Decluttering the Agent Inbox
Yellow.ai is an AI-first Customer Service Platform. It orchestrates over 16 billion annual conversations for 1,300+ global brands like Sony and Flipkart.
Summary
“Agents are complaining that everything seems big on their screens and it is difficult to find ticket details”
How can we organise and redesign Inbox so that customer support agents can find the information they need without feeling overwhelmed by large, cluttered screens?
Impact: 61% of users rated the experience 4★ or higher (n=167), and average ticket handling time decreased by 4%.
Before
After
Problems: Starting with tickets list
Agents kept complaining that Inbox was hard to use. In interviews, it became clear that several sections needed a rethink.
First stop: the ticket list. Most agents were on smaller Windows laptops, and each ticket row was eating up vertical space, forcing a lot of scrolling.
I trimmed the noise, reprioritised what shows up in the list, and worked with the UI team to tighten typography and spacing. Now, more tickets fit on screen, and the list feels cleaner and easier to scan at a glance.
Before
Conversation history
The middle conversation section had limited visibility, requiring agents to scroll frequently. I updated the top navigation and streamlined chat bubbles by reducing padding and font size. These changes let agents see more messages at once, making conversations easier to scan.


Improving Ticket details
This panel appears on the right side of the conversation to get a quick summar of the customer and to fill the most important details the business needs.
Ticket fields/Custom fields: Agents must fill out required ticket fields for every ticket before they can resolve or transfer it. In our tool, this section was used about 19,000 times each day so I wanted to make sure it was not tiresome.
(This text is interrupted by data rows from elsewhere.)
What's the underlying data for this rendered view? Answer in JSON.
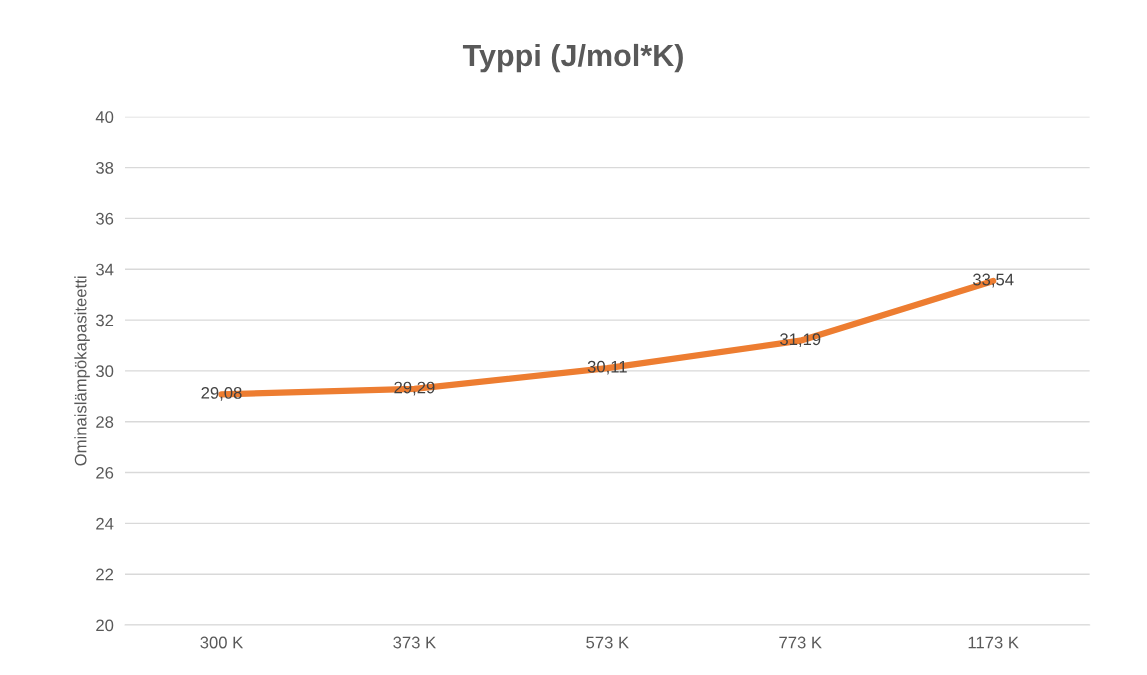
{
  "chart_data": {
    "type": "line",
    "title": "Typpi (J/mol*K)",
    "ylabel": "Ominaislämpökapasiteetti",
    "categories": [
      "300 K",
      "373 K",
      "573 K",
      "773 K",
      "1173 K"
    ],
    "series": [
      {
        "color": "#ed7d31",
        "values": [
          29.08,
          29.29,
          30.11,
          31.19,
          33.54
        ],
        "value_labels": [
          "29,08",
          "29,29",
          "30,11",
          "31,19",
          "33,54"
        ]
      }
    ],
    "ylim": [
      20,
      40
    ],
    "yticks": [
      20,
      22,
      24,
      26,
      28,
      30,
      32,
      34,
      36,
      38,
      40
    ],
    "grid": "y",
    "legend": false,
    "marker": "none",
    "line_style": "solid"
  }
}
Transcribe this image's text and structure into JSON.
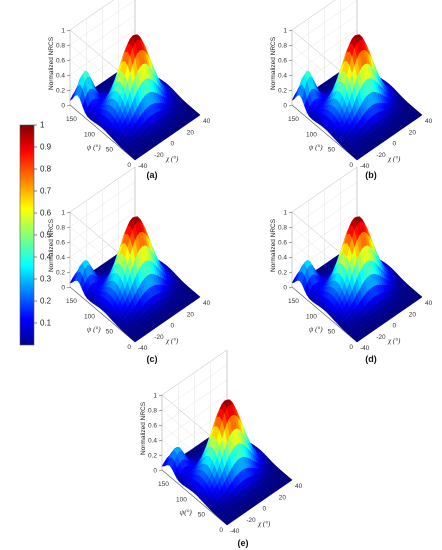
{
  "colorbar": {
    "ticks": [
      "1",
      "0.9",
      "0.8",
      "0.7",
      "0.6",
      "0.5",
      "0.4",
      "0.3",
      "0.2",
      "0.1"
    ],
    "colormap": "jet",
    "range": [
      0,
      1
    ]
  },
  "chart_data": [
    {
      "type": "surface",
      "panel_label": "(a)",
      "zlabel": "Normalized NRCS",
      "ylabel": "ψ (°)",
      "xlabel": "χ (°)",
      "z_ticks": [
        "0",
        "0.2",
        "0.4",
        "0.6",
        "0.8",
        "1"
      ],
      "psi_ticks": [
        "150",
        "100",
        "50",
        "0"
      ],
      "chi_ticks": [
        "-40",
        "-20",
        "0",
        "20",
        "40"
      ],
      "zlim": [
        0,
        1
      ],
      "peak": {
        "psi": 90,
        "chi": 0,
        "z": 1.0
      },
      "secondary_lobe_z": 0.4,
      "colormap": "jet"
    },
    {
      "type": "surface",
      "panel_label": "(b)",
      "zlabel": "Normalized NRCS",
      "ylabel": "ψ (°)",
      "xlabel": "χ (°)",
      "z_ticks": [
        "0",
        "0.2",
        "0.4",
        "0.6",
        "0.8",
        "1"
      ],
      "psi_ticks": [
        "150",
        "100",
        "50",
        "0"
      ],
      "chi_ticks": [
        "-40",
        "-20",
        "0",
        "20",
        "40"
      ],
      "zlim": [
        0,
        1
      ],
      "peak": {
        "psi": 90,
        "chi": 0,
        "z": 1.0
      },
      "secondary_lobe_z": 0.4,
      "colormap": "jet"
    },
    {
      "type": "surface",
      "panel_label": "(c)",
      "zlabel": "Normalized NRCS",
      "ylabel": "ψ (°)",
      "xlabel": "χ (°)",
      "z_ticks": [
        "0",
        "0.2",
        "0.4",
        "0.6",
        "0.8",
        "1"
      ],
      "psi_ticks": [
        "150",
        "100",
        "50",
        "0"
      ],
      "chi_ticks": [
        "-40",
        "-20",
        "0",
        "20",
        "40"
      ],
      "zlim": [
        0,
        1
      ],
      "peak": {
        "psi": 90,
        "chi": 0,
        "z": 1.0
      },
      "secondary_lobe_z": 0.3,
      "colormap": "jet"
    },
    {
      "type": "surface",
      "panel_label": "(d)",
      "zlabel": "Normalized NRCS",
      "ylabel": "ψ (°)",
      "xlabel": "χ (°)",
      "z_ticks": [
        "0",
        "0.2",
        "0.4",
        "0.6",
        "0.8",
        "1"
      ],
      "psi_ticks": [
        "150",
        "100",
        "50",
        "0"
      ],
      "chi_ticks": [
        "-40",
        "-20",
        "0",
        "20",
        "40"
      ],
      "zlim": [
        0,
        1
      ],
      "peak": {
        "psi": 90,
        "chi": 0,
        "z": 1.0
      },
      "secondary_lobe_z": 0.3,
      "colormap": "jet"
    },
    {
      "type": "surface",
      "panel_label": "(e)",
      "zlabel": "Normalized NRCS",
      "ylabel": "ψ(°)",
      "xlabel": "χ (°)",
      "z_ticks": [
        "0",
        "0.2",
        "0.4",
        "0.6",
        "0.8",
        "1"
      ],
      "psi_ticks": [
        "150",
        "100",
        "50",
        "0"
      ],
      "chi_ticks": [
        "-40",
        "-20",
        "0",
        "20",
        "40"
      ],
      "zlim": [
        0,
        1
      ],
      "peak": {
        "psi": 90,
        "chi": 0,
        "z": 1.0
      },
      "secondary_lobe_z": 0.25,
      "colormap": "jet"
    }
  ]
}
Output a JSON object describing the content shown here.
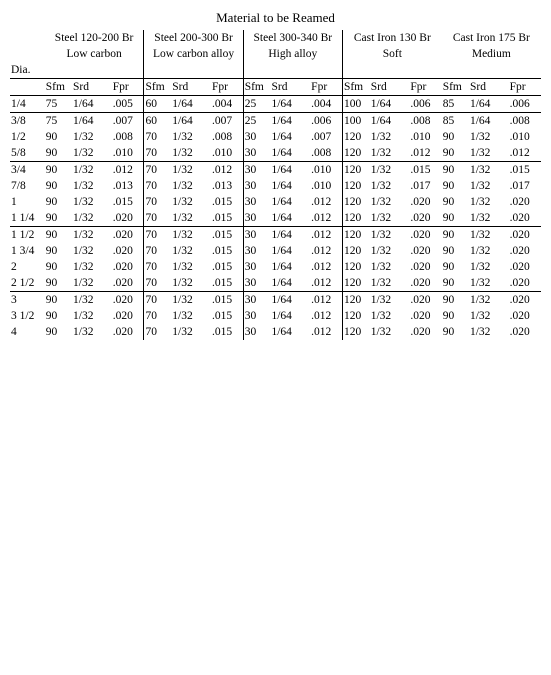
{
  "title": "Material to be Reamed",
  "groups": [
    {
      "l1": "Steel 120-200 Br",
      "l2": "Low carbon"
    },
    {
      "l1": "Steel 200-300 Br",
      "l2": "Low carbon alloy"
    },
    {
      "l1": "Steel 300-340 Br",
      "l2": "High alloy"
    },
    {
      "l1": "Cast Iron 130 Br",
      "l2": "Soft"
    },
    {
      "l1": "Cast Iron 175 Br",
      "l2": "Medium"
    }
  ],
  "colHeaders": {
    "dia": "Dia.",
    "sfm": "Sfm",
    "srd": "Srd",
    "fpr": "Fpr"
  },
  "rows": [
    {
      "dia": "1/4",
      "g1": {
        "sfm": "75",
        "srd": "1/64",
        "fpr": ".005"
      },
      "g2": {
        "sfm": "60",
        "srd": "1/64",
        "fpr": ".004"
      },
      "g3": {
        "sfm": "25",
        "srd": "1/64",
        "fpr": ".004"
      },
      "g4": {
        "sfm": "100",
        "srd": "1/64",
        "fpr": ".006"
      },
      "g5": {
        "sfm": "85",
        "srd": "1/64",
        "fpr": ".006"
      },
      "sep": true
    },
    {
      "dia": "3/8",
      "g1": {
        "sfm": "75",
        "srd": "1/64",
        "fpr": ".007"
      },
      "g2": {
        "sfm": "60",
        "srd": "1/64",
        "fpr": ".007"
      },
      "g3": {
        "sfm": "25",
        "srd": "1/64",
        "fpr": ".006"
      },
      "g4": {
        "sfm": "100",
        "srd": "1/64",
        "fpr": ".008"
      },
      "g5": {
        "sfm": "85",
        "srd": "1/64",
        "fpr": ".008"
      },
      "sep": false
    },
    {
      "dia": "1/2",
      "g1": {
        "sfm": "90",
        "srd": "1/32",
        "fpr": ".008"
      },
      "g2": {
        "sfm": "70",
        "srd": "1/32",
        "fpr": ".008"
      },
      "g3": {
        "sfm": "30",
        "srd": "1/64",
        "fpr": ".007"
      },
      "g4": {
        "sfm": "120",
        "srd": "1/32",
        "fpr": ".010"
      },
      "g5": {
        "sfm": "90",
        "srd": "1/32",
        "fpr": ".010"
      },
      "sep": false
    },
    {
      "dia": "5/8",
      "g1": {
        "sfm": "90",
        "srd": "1/32",
        "fpr": ".010"
      },
      "g2": {
        "sfm": "70",
        "srd": "1/32",
        "fpr": ".010"
      },
      "g3": {
        "sfm": "30",
        "srd": "1/64",
        "fpr": ".008"
      },
      "g4": {
        "sfm": "120",
        "srd": "1/32",
        "fpr": ".012"
      },
      "g5": {
        "sfm": "90",
        "srd": "1/32",
        "fpr": ".012"
      },
      "sep": true
    },
    {
      "dia": "3/4",
      "g1": {
        "sfm": "90",
        "srd": "1/32",
        "fpr": ".012"
      },
      "g2": {
        "sfm": "70",
        "srd": "1/32",
        "fpr": ".012"
      },
      "g3": {
        "sfm": "30",
        "srd": "1/64",
        "fpr": ".010"
      },
      "g4": {
        "sfm": "120",
        "srd": "1/32",
        "fpr": ".015"
      },
      "g5": {
        "sfm": "90",
        "srd": "1/32",
        "fpr": ".015"
      },
      "sep": false
    },
    {
      "dia": "7/8",
      "g1": {
        "sfm": "90",
        "srd": "1/32",
        "fpr": ".013"
      },
      "g2": {
        "sfm": "70",
        "srd": "1/32",
        "fpr": ".013"
      },
      "g3": {
        "sfm": "30",
        "srd": "1/64",
        "fpr": ".010"
      },
      "g4": {
        "sfm": "120",
        "srd": "1/32",
        "fpr": ".017"
      },
      "g5": {
        "sfm": "90",
        "srd": "1/32",
        "fpr": ".017"
      },
      "sep": false
    },
    {
      "dia": "1",
      "g1": {
        "sfm": "90",
        "srd": "1/32",
        "fpr": ".015"
      },
      "g2": {
        "sfm": "70",
        "srd": "1/32",
        "fpr": ".015"
      },
      "g3": {
        "sfm": "30",
        "srd": "1/64",
        "fpr": ".012"
      },
      "g4": {
        "sfm": "120",
        "srd": "1/32",
        "fpr": ".020"
      },
      "g5": {
        "sfm": "90",
        "srd": "1/32",
        "fpr": ".020"
      },
      "sep": false
    },
    {
      "dia": "1 1/4",
      "g1": {
        "sfm": "90",
        "srd": "1/32",
        "fpr": ".020"
      },
      "g2": {
        "sfm": "70",
        "srd": "1/32",
        "fpr": ".015"
      },
      "g3": {
        "sfm": "30",
        "srd": "1/64",
        "fpr": ".012"
      },
      "g4": {
        "sfm": "120",
        "srd": "1/32",
        "fpr": ".020"
      },
      "g5": {
        "sfm": "90",
        "srd": "1/32",
        "fpr": ".020"
      },
      "sep": true
    },
    {
      "dia": "1 1/2",
      "g1": {
        "sfm": "90",
        "srd": "1/32",
        "fpr": ".020"
      },
      "g2": {
        "sfm": "70",
        "srd": "1/32",
        "fpr": ".015"
      },
      "g3": {
        "sfm": "30",
        "srd": "1/64",
        "fpr": ".012"
      },
      "g4": {
        "sfm": "120",
        "srd": "1/32",
        "fpr": ".020"
      },
      "g5": {
        "sfm": "90",
        "srd": "1/32",
        "fpr": ".020"
      },
      "sep": false
    },
    {
      "dia": "1 3/4",
      "g1": {
        "sfm": "90",
        "srd": "1/32",
        "fpr": ".020"
      },
      "g2": {
        "sfm": "70",
        "srd": "1/32",
        "fpr": ".015"
      },
      "g3": {
        "sfm": "30",
        "srd": "1/64",
        "fpr": ".012"
      },
      "g4": {
        "sfm": "120",
        "srd": "1/32",
        "fpr": ".020"
      },
      "g5": {
        "sfm": "90",
        "srd": "1/32",
        "fpr": ".020"
      },
      "sep": false
    },
    {
      "dia": "2",
      "g1": {
        "sfm": "90",
        "srd": "1/32",
        "fpr": ".020"
      },
      "g2": {
        "sfm": "70",
        "srd": "1/32",
        "fpr": ".015"
      },
      "g3": {
        "sfm": "30",
        "srd": "1/64",
        "fpr": ".012"
      },
      "g4": {
        "sfm": "120",
        "srd": "1/32",
        "fpr": ".020"
      },
      "g5": {
        "sfm": "90",
        "srd": "1/32",
        "fpr": ".020"
      },
      "sep": false
    },
    {
      "dia": "2 1/2",
      "g1": {
        "sfm": "90",
        "srd": "1/32",
        "fpr": ".020"
      },
      "g2": {
        "sfm": "70",
        "srd": "1/32",
        "fpr": ".015"
      },
      "g3": {
        "sfm": "30",
        "srd": "1/64",
        "fpr": ".012"
      },
      "g4": {
        "sfm": "120",
        "srd": "1/32",
        "fpr": ".020"
      },
      "g5": {
        "sfm": "90",
        "srd": "1/32",
        "fpr": ".020"
      },
      "sep": true
    },
    {
      "dia": "3",
      "g1": {
        "sfm": "90",
        "srd": "1/32",
        "fpr": ".020"
      },
      "g2": {
        "sfm": "70",
        "srd": "1/32",
        "fpr": ".015"
      },
      "g3": {
        "sfm": "30",
        "srd": "1/64",
        "fpr": ".012"
      },
      "g4": {
        "sfm": "120",
        "srd": "1/32",
        "fpr": ".020"
      },
      "g5": {
        "sfm": "90",
        "srd": "1/32",
        "fpr": ".020"
      },
      "sep": false
    },
    {
      "dia": "3 1/2",
      "g1": {
        "sfm": "90",
        "srd": "1/32",
        "fpr": ".020"
      },
      "g2": {
        "sfm": "70",
        "srd": "1/32",
        "fpr": ".015"
      },
      "g3": {
        "sfm": "30",
        "srd": "1/64",
        "fpr": ".012"
      },
      "g4": {
        "sfm": "120",
        "srd": "1/32",
        "fpr": ".020"
      },
      "g5": {
        "sfm": "90",
        "srd": "1/32",
        "fpr": ".020"
      },
      "sep": false
    },
    {
      "dia": "4",
      "g1": {
        "sfm": "90",
        "srd": "1/32",
        "fpr": ".020"
      },
      "g2": {
        "sfm": "70",
        "srd": "1/32",
        "fpr": ".015"
      },
      "g3": {
        "sfm": "30",
        "srd": "1/64",
        "fpr": ".012"
      },
      "g4": {
        "sfm": "120",
        "srd": "1/32",
        "fpr": ".020"
      },
      "g5": {
        "sfm": "90",
        "srd": "1/32",
        "fpr": ".020"
      },
      "sep": false
    }
  ]
}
Analysing how often ticket details are used
Layout research
The right-side details section was long with multiple accordions. Agents had to scroll up and down -> find the section -> Fill in the details. The key question was whether to keep the accordion menu (common among competitors) or switch to tabbed navigation. Since agents perform these tasks repeatedly, I researched common patterns and found that while scrolling works for exploration, tabs are more efficient for repetitive actions. This led me to choose tabbed navigation for the layout.
Key Improvements:
- Reorganised content into compact, clearly defined sections.
- Replaced accordion menus with tabbed navigation for faster, one-click access without scrolling.
Impact:
Instantly see key details and go to the desired section with one click.
Before
After
Visual considerations
We explored several layout options but chose the first variation as that would have the least need to scroll and also highlighted the customer info. Placing user and ticket info at the top, with modular sections below, makes it easy to scan and keeps interactions focused. This approach felt purposeful and adaptable across different scenarios.





Scrolling, finding vs clicking, searching
The number of required ticket details is dependent on each business. Most of them had 15/20 fields. Scrolling through accordion menus to find specific information was tedious and slowed down their workflow.
My main priorities:
- Created a focused section solely on required ticket fields, reducing clutter and distractions.
- Moved the details section above the fold so agents can access it immediately, without scrolling.
- Added a search bar, allowing agents to quickly locate and fill in the exact fields they need.
Before
After
THE AUDIT - Spotting Small Friction Points
Context Loss Costs Team 40+ Hours Monthly
Through shadowing sessions with 15 agents, I discovered agents switch conversations 30-40 times per shift, spending 10 seconds each time reorienting, remembering customer context and finding where they left off.
The scale of the problem: For a typical 20-agent team, this meant 40+ hours monthly. Across Yellow.ai's 700+ enterprise customers running thousands of support agents, the systemic productivity loss was massive.
The core problem wasn't speed or memory. The system forgot for them.
The Solution
The system had to preserve agent context:
- Auto save their last interaction (drafts, clicks)
- Restore scroll position to last message read and last ticket detail
Solution (Auto save last interaction)
60%
faster context switching
Agents lost 1 hour every day finding and filling required fields
While watching Hotjar screen records, I observed agents spend 2 to 3 minutes hunting for the required fields after "Resolve" button was blocked and agent was asked to go find the required fields themselves . I proposed to enable the "Resolve" button to allow immediate action while redirecting and surfacing specific inline errors and red-border highlights upon click.
60%
Reduction in search latency
~ 40 mins saved
Usability testing of new layout
We conducted 10 moderated sessions. This was a task-based prototype study where we asked users to handle real world tasks and observed them.
Finding 1
Fast access to Ticket details: They specifically highlighted that in this layout, all sections were visible and everything was available, indicating a preference for clear, immediate access to key information.
Finding 2
Improve searchability: All users preferred having an easy way to search.